Handlers can be filtered by sender address, public key, or message type, so you can have different handlers respond to different agents.
The local API
Section titled “The local API”The daemon exposes an HTTP API on localhost that gives you programmatic access to everything. Handlers use it to send replies, SDKs use it to listen for messages, and framework plugins use it to wire into LangChain or CrewAI. It’s only accessible from the local machine.
Permissions
Section titled “Permissions”Every agent has a permission list that controls access at the individual agent level:
- Approve: let a specific agent through, regardless of your connection mode.
- Block: permanently reject a specific agent, regardless of mode. This also removes any previous approval for that agent.

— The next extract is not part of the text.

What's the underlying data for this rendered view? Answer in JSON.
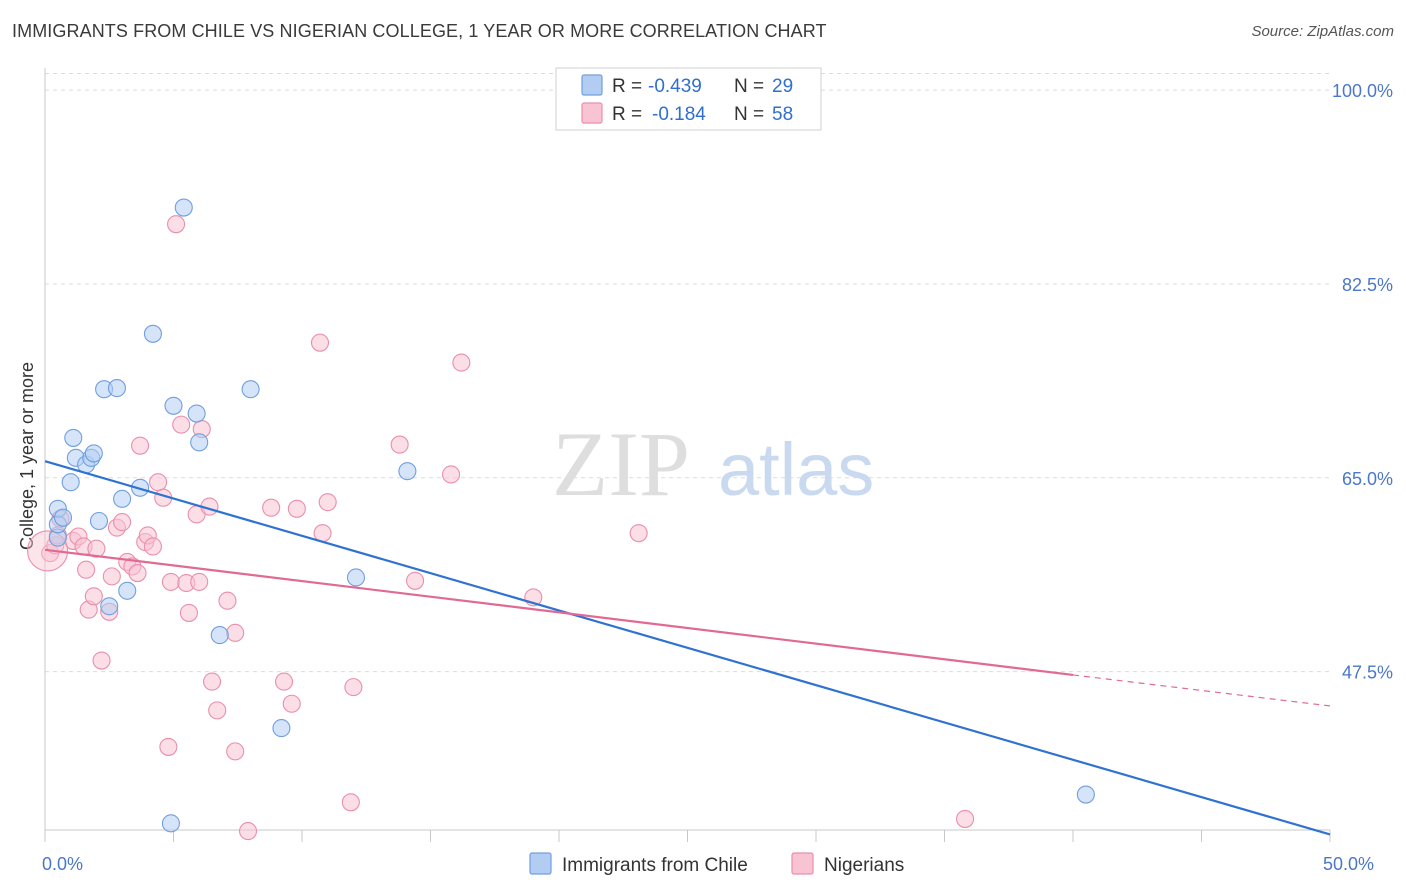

- Deny: turn away a pending approval request without permanently blocking them. They can try again later.
Managed with toq approve, toq deny, and toq block. Approvals and blocks persist across daemon restarts.
A2A compatibility
Section titled “A2A compatibility”toq agents can optionally speak the A2A protocol alongside the native toq protocol, on the same port. This lets agents built with other A2A-compatible frameworks reach your toq agent over standard HTTP, and lets your toq agent send messages to any A2A agent by URL. Enable it with toq a2a enable. See A2A Compatibility for details.